Texting and driving is a dangerous behavior that can have deadly consequences. According to the National Safety Council, cell phone use while driving causes 1.6 million crashes each year. In addition, at least nine people are killed each day due to distracted driving, and an estimated 1,000 are injured. Despite the known dangers, many drivers still engage in this risky behavior.
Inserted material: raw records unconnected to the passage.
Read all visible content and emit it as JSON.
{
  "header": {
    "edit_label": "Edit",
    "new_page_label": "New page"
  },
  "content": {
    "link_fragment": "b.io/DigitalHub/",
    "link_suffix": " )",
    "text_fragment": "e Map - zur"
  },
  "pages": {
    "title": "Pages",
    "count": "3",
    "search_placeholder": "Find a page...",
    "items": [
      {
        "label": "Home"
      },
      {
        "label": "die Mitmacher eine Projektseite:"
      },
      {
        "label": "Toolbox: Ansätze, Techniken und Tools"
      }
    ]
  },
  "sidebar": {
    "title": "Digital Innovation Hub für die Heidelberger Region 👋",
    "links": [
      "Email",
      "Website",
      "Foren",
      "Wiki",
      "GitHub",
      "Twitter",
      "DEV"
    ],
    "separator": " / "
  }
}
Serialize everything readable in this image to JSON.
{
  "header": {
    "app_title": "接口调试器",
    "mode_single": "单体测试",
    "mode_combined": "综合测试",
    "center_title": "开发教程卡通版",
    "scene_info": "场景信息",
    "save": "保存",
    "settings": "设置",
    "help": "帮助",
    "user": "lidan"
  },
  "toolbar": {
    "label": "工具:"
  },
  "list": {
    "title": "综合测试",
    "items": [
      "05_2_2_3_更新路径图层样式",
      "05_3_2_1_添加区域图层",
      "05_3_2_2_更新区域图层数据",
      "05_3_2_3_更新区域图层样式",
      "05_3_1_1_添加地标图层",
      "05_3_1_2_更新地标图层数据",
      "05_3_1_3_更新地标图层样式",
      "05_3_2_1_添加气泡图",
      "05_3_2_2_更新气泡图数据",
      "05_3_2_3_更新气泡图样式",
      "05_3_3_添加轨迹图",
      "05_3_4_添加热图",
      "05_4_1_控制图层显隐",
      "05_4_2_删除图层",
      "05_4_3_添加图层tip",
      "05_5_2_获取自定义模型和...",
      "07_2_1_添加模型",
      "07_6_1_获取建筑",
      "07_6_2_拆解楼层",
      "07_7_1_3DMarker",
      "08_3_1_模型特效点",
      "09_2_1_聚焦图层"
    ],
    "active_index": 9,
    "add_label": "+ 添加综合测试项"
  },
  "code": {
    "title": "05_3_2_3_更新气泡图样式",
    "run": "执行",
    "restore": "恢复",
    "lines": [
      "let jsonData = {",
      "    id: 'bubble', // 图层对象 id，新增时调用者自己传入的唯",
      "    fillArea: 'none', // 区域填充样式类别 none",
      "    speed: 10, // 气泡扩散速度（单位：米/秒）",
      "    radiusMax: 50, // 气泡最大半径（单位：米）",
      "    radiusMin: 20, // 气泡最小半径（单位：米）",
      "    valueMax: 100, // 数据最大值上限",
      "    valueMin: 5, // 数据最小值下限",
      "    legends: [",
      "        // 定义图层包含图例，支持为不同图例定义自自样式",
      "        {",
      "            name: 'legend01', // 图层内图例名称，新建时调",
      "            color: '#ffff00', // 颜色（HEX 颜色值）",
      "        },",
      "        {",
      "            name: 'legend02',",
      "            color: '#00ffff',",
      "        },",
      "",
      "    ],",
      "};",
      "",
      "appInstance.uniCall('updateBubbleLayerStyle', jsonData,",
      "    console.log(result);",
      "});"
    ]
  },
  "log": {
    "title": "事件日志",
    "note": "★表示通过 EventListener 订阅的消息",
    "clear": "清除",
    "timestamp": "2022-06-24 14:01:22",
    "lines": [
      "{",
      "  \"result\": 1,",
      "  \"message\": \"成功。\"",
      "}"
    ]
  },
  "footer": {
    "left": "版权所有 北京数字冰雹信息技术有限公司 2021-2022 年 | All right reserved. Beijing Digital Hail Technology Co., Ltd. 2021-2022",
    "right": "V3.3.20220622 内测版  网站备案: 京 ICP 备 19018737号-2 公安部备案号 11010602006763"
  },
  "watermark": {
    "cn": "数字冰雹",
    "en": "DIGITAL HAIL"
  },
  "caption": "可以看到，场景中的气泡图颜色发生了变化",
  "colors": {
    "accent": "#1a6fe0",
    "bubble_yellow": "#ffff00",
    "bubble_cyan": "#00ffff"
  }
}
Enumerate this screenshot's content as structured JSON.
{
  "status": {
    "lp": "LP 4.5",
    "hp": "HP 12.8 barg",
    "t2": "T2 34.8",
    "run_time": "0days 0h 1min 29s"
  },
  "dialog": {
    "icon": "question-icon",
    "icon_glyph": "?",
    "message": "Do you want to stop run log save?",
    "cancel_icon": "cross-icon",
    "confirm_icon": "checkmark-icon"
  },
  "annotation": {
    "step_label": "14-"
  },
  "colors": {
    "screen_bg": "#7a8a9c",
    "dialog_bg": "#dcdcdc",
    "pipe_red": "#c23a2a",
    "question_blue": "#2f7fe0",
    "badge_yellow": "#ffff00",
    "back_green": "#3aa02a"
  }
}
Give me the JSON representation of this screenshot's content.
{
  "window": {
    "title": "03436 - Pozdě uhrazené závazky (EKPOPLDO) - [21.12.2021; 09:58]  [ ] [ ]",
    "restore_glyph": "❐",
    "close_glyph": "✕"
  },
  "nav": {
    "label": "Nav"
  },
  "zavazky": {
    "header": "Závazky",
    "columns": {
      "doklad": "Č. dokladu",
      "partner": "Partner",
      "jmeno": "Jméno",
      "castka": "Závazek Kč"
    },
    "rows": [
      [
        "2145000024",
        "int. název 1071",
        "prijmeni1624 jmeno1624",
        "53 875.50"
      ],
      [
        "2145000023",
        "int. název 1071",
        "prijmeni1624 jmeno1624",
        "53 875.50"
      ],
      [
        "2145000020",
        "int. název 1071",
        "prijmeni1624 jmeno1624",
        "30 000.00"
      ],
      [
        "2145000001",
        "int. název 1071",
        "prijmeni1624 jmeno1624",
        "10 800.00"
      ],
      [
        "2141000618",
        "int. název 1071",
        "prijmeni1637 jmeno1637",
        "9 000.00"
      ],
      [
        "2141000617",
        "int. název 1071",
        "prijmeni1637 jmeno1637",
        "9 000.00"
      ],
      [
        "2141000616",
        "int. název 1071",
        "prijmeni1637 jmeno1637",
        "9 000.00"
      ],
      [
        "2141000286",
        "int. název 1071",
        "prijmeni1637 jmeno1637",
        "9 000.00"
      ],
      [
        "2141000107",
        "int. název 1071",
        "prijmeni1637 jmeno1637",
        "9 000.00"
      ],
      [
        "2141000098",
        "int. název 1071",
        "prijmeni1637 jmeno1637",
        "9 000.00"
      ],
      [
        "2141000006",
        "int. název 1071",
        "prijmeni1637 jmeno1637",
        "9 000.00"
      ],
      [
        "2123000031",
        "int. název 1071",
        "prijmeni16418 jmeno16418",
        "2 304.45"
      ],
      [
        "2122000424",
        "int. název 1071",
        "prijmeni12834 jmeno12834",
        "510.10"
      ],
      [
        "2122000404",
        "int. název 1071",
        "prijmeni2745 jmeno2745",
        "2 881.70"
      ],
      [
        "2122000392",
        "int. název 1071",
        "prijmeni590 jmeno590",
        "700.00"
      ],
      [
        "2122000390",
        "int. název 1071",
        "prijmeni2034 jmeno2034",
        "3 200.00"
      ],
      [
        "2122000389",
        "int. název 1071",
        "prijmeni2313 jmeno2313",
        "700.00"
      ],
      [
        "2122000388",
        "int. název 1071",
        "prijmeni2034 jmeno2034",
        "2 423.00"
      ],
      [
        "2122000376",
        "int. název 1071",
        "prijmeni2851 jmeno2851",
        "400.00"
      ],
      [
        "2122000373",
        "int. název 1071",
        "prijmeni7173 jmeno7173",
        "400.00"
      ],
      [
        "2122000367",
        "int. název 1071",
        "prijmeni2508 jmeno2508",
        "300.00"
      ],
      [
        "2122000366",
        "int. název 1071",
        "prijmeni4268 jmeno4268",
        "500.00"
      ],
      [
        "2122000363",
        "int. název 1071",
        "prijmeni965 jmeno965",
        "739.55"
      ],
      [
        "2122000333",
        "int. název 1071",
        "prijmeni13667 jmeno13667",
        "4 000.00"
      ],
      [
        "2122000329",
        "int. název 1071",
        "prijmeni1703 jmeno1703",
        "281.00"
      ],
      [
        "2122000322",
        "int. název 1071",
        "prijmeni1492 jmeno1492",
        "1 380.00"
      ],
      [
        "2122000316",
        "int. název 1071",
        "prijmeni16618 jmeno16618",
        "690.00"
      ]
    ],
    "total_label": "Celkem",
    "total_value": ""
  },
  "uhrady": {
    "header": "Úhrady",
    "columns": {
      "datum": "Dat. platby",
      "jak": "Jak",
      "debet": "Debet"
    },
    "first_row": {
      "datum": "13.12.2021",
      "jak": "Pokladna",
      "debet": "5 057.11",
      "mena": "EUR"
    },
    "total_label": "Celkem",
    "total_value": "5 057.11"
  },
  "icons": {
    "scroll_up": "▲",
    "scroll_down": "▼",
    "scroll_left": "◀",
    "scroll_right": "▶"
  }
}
The risks associated with texting and driving are well-documented. When drivers’ attention is diverted from the road, their reaction time is slowed, increasing the risk of an accident. Texting and driving significantly increases the likelihood of a crash, as the driver takes his or her eyes off the road for an average of five seconds. During this time, the driver can travel the length of a football field without being in control of the vehicle.
Texting and driving is illegal in many states, yet it is still a pervasive behavior among drivers of all ages. Drivers who text and drive are more likely to engage in other risky behaviors, such as speeding, running stop signs and red lights, and tailgating. Additionally, texting and driving is particularly dangerous for teen drivers, who are already more likely to be involved in a crash due to inexperience.
We can all take steps to reduce the risk of texting and driving. Drivers should never use their phone while they are behind the wheel. This includes talking on the phone, sending or reading texts, checking emails, and engaging in any other type of electronic communication. Additionally, drivers should always use hands-free technologies such as Bluetooth headsets when engaging in conversations while driving.
If you are a passenger in a vehicle with a driver who is texting and driving, it is important to speak up. Let the driver know that you do not feel safe and ask them to stop. If the driver does not heed your warning, consider asking to be dropped off at the nearest safe place and notifying the driver’s parent or guardian of the situation.
We all have a responsibility to help keep our roads safe. By refusing to engage in texting and driving, we can help reduce the number of distracted driving-related accidents and save lives.